The chairman of IIM Ahmedabad had earlier declined a large
part of the ministrys annual grant on grounds of social
responsibility. His institute had enough money to
support its own expenditure; so Mr Joshi should spend the
governments money on more essential expenses. That
this was a move to minimize obligations to the ministry
and thereby pre-empt inroads into its academic independence
had occurred to most. Eminent Catholic schools in Calcutta
have done this sort of thing with the West Bengal government
to fend off interference.
Mr Joshi’s directive is, of course,
propped up by a highly selective and ad hoc reading
of the U.R. Rao committee recommendations.

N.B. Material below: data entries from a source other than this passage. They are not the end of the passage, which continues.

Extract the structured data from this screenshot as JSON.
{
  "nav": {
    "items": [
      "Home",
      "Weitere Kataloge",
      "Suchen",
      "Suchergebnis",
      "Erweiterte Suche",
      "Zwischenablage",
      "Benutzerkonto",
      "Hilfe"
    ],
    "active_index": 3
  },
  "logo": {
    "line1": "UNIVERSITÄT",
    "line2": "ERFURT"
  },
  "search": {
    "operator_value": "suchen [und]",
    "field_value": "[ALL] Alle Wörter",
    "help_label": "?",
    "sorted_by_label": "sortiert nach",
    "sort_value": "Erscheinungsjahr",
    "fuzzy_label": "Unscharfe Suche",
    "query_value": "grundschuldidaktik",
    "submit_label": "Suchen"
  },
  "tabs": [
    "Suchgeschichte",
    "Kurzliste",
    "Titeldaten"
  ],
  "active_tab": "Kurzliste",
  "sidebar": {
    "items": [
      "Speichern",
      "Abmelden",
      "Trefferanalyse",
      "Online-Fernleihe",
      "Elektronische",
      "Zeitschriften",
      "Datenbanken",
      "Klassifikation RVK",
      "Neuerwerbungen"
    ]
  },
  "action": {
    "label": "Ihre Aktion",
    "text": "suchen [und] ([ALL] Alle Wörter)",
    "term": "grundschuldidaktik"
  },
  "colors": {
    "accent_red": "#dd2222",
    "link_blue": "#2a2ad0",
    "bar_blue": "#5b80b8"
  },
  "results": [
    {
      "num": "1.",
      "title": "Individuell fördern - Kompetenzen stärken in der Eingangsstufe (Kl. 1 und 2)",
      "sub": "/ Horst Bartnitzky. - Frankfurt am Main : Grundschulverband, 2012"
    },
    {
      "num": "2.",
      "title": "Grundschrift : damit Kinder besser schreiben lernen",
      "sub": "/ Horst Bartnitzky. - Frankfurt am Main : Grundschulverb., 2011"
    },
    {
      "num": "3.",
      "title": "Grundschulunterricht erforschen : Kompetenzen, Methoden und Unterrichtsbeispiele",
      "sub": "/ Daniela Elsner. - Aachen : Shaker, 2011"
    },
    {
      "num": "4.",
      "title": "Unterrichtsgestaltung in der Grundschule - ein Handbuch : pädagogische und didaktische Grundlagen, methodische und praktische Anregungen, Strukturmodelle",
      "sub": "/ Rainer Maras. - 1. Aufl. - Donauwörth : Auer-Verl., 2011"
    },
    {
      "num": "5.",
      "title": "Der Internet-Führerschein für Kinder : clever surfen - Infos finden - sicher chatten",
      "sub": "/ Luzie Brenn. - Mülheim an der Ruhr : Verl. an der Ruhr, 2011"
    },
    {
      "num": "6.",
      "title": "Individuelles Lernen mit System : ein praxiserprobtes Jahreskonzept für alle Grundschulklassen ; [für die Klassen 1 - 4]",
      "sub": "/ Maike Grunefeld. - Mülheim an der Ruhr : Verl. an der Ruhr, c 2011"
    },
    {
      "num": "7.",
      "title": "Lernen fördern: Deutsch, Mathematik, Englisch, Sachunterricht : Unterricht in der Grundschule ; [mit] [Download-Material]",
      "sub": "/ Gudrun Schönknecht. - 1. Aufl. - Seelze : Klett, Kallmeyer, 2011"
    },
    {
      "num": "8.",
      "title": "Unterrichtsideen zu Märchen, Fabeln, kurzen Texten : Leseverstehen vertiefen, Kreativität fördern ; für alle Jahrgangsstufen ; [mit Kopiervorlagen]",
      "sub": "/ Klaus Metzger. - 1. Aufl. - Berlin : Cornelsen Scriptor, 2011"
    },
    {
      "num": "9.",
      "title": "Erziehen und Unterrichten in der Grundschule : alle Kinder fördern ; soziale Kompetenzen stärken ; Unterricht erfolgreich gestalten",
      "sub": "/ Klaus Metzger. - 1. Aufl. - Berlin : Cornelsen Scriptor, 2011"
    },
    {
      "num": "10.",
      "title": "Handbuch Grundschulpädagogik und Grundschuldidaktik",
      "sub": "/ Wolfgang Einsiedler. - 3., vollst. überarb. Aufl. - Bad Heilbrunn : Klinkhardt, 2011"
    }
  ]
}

Ironically, Mr
Rao is now distancing himself from this particular use of
his own report. He feels that there has been a misapplication
of the letter of his recommendations, while disregarding
the spirit in which they were made. Mr Joshi’s meddling
with the IIMs goes well beyond the issue of the fees. The
democratization of quality management education must also
include a single national-level entrance examination and
the scrapping of the group discussion assessments (because
they lead to social discrimination). But most damagingly,
he has decided to tinker with the student-teacher ratio,
demanding that the IIMs take in considerably more students.
They might even be asked to cut down on staff and allocate
more work to those who are still on the rolls. Mr Joshi’s
inability to distinguish between the demands of excellence
and elitist excess comes garbed, therefore, in a rhetoric
of democratic utilitarianism.
The faculty and students of these distinguished institutes feel that Mr Joshi’s measures are addressing a problem which simply does not exist. The IIMs remain strictly meritocratic, and nobody who has cleared admissions has been turned away for not being able to afford the fees. By forcing the IIMs to accept Central subsidies, Mr Joshi proves yet again that his own regressive notions of higher education are inimical to the spirit of both autonomy and merit.